Friday, January 17, 2014

And the nominees are....

The Academy of Motion Picture Arts and Sciences (how stuck-up is that name?) announced their 2014 Oscar nominees yesterday morning. The awards will be held March 2 in Los Angeles, and I figured now would be a good time to take a look at the trailers for the Best Picture nominees that I haven't talked about in this space yet.

The Best Picture nomination format has changed a bit over the last decade. For 65 years, up until 2008, The Academy would nominate five films, just like it does in every other major category. However, feeling that deserving films weren't even being recognized with a nomination, in 2009 and 2010 ten films were nominated for Best Picture.  For the past 3 years, and now this year once again, The Academy uses a complicated algorithm that makes my brain hurt because math is hard to settle on somewhere between 5-10 nominees. For the third year in a row, they've settled on nine nominees.

I've had a chance to review six of the nine trailers for films nominated for Best Picture in this space so far, and I figured I'd take a look at the other three today. I do plan on making some predictions before the big date in early March, but as of now I've only seen three of the nominees for best picture, so I've got some "work" to do.



If you want to go back and see what I had to say about the other nominees, you can find my reviews for Her and American Hustle here, for Nebraska here, for Dallas Buyer's Club and Wolf of Wall Street here, and for Gravity here.

Captain Phillips (Six Oscar Nominations)



This was one movie I meant to go see in IMAX, but I never got around to it since it was playing at the same time as Gravity. I still haven't caught it, but I'm excited, just like I was the first time I watched this trailer.

Before I'd ever seen the trailer, someone mentioned to me that it was "a pirate movie with Tom Hanks". I was basically picturing Splash 2, with lovable, parrot-toting pirates and and awe-shucks Tom Hanks along for the ride, so this was a little bit different.

The trailer does a great job on a couple of levels. It manages to establish that this is a Tom Hanks movie within the first five second, and gives him plenty of screen time. It gives us a great look at the main problem in the movie, even though it was only about ten seconds, watching the pirates latch the ladder on to the ship was pretty powerful for a trailer.

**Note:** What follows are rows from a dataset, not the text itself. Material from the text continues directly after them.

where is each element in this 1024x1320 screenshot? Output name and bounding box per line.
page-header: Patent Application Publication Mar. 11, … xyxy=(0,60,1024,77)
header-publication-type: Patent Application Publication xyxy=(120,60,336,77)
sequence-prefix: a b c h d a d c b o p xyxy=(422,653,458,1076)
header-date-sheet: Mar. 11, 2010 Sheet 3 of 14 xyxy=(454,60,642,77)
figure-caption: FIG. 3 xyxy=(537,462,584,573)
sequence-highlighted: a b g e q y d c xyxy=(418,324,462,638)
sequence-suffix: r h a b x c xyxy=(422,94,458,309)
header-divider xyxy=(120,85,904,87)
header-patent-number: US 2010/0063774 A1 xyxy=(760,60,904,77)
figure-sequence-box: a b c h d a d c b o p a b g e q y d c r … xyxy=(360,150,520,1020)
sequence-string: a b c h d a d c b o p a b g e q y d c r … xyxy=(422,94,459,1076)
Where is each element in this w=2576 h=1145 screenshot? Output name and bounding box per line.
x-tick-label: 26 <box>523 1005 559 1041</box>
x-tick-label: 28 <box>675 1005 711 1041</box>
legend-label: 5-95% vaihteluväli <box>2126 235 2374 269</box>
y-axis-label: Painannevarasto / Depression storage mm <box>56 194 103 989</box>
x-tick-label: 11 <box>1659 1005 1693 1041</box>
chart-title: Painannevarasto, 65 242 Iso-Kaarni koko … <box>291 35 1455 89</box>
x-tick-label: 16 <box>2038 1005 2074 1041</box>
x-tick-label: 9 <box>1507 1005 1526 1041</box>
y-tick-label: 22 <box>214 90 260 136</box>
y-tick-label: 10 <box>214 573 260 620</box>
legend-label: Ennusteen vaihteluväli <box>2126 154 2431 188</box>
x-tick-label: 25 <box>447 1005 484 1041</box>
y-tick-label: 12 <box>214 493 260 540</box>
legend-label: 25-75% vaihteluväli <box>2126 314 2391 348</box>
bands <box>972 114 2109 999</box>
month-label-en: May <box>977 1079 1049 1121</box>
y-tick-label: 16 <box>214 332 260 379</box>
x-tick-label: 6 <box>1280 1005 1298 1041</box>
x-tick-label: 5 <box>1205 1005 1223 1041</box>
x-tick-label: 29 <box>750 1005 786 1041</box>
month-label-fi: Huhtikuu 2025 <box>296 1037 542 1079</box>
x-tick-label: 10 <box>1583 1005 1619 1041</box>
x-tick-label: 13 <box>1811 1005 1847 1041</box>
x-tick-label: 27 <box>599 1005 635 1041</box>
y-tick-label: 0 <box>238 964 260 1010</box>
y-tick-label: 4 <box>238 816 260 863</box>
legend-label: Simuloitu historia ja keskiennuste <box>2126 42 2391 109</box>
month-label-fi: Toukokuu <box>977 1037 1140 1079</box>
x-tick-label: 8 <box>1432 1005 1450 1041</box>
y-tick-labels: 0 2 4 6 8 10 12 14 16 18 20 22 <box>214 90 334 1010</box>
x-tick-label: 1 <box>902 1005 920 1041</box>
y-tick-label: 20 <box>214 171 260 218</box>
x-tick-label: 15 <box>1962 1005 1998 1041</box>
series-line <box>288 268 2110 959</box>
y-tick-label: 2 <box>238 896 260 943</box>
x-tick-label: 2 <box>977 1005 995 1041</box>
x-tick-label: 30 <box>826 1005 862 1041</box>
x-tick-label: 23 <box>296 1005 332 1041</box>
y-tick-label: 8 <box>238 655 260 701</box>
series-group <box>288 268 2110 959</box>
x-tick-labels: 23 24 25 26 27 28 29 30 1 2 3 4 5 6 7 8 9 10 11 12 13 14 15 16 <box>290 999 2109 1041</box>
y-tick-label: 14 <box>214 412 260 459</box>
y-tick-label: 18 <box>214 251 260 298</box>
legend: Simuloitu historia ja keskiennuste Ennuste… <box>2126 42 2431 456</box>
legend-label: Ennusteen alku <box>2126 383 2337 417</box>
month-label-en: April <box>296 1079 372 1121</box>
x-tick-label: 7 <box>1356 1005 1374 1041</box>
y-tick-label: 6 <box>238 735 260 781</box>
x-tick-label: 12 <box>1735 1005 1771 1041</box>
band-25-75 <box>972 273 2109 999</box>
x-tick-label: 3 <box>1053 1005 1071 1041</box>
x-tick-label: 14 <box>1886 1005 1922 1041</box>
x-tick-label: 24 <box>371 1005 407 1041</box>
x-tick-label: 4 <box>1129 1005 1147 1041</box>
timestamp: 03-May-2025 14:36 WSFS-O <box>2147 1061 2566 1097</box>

I also really liked the main pirate talking to Tom Hanks, with the great line "I am the captain now." That role is played by Barkhad Abdi, who actually received an Oscar nomination for best supporting actor in his first ever on-screen role. Fun fact: Abdi was driving a cab in Minneapolis before he got this role. Minneapolis cab drivers are notorious for leading tourists around on wild, out of the way routes to drive up their fares, so I guess he had a little bit of practice being a "pirate".

Trailer: 3.5 stars

Philomena (Four Oscar Nominations)


I remember watching this trailer months ago while looking for material to write about in this blog, and not including it because I though it was cliché and yawn worthy. Nothing has changed.

None of the jokes landed for me (except for the "I never knew I had a clitoris" one at the very end that I must have missed the first time around... But there's something a little weird about hearing Judi Dench say the word clitoris) the music was horrible and tried to be "uplifting", and it seemed like another movie that paints all journalists as scumbags until they stumble upon a story that changes their lives.

Apparently, the film is worthy of a Best Picture nomination, but the trailer did an absolutely horrible job of getting me excited for the film. That being said, I'll be sure to check it out before March 2.

Trailer: 1 Star

12 Years a Slave (Nine Oscar Nominations)


12 Years a Slave took home the Golden Glove for Best Picture (Drama) this year, and it's expected to repeat with a Best Picture statuette this March. It's not hard to see why from the trailer. It's a twist on the typical American Slave movie we've seen done in so many ways; a free black man from New York is kidnapped and sold to a plantation in the South.  The material is super compelling.

I haven't seen the film yet, but I'm anxious to see it. I say anxious and not excited because I'm sure director Steve McQueen doesn't hold anything back. It looks to be a brutally honest showcase of the horrors slaves were faced with in the 19th century.

That being said, the cast of the film, highlighted by Michael Fassbender and Chiwetel Ejiofor (both nominated) and supported by Paul Giamatti and Brad Pitt, should knock this material right out of the park.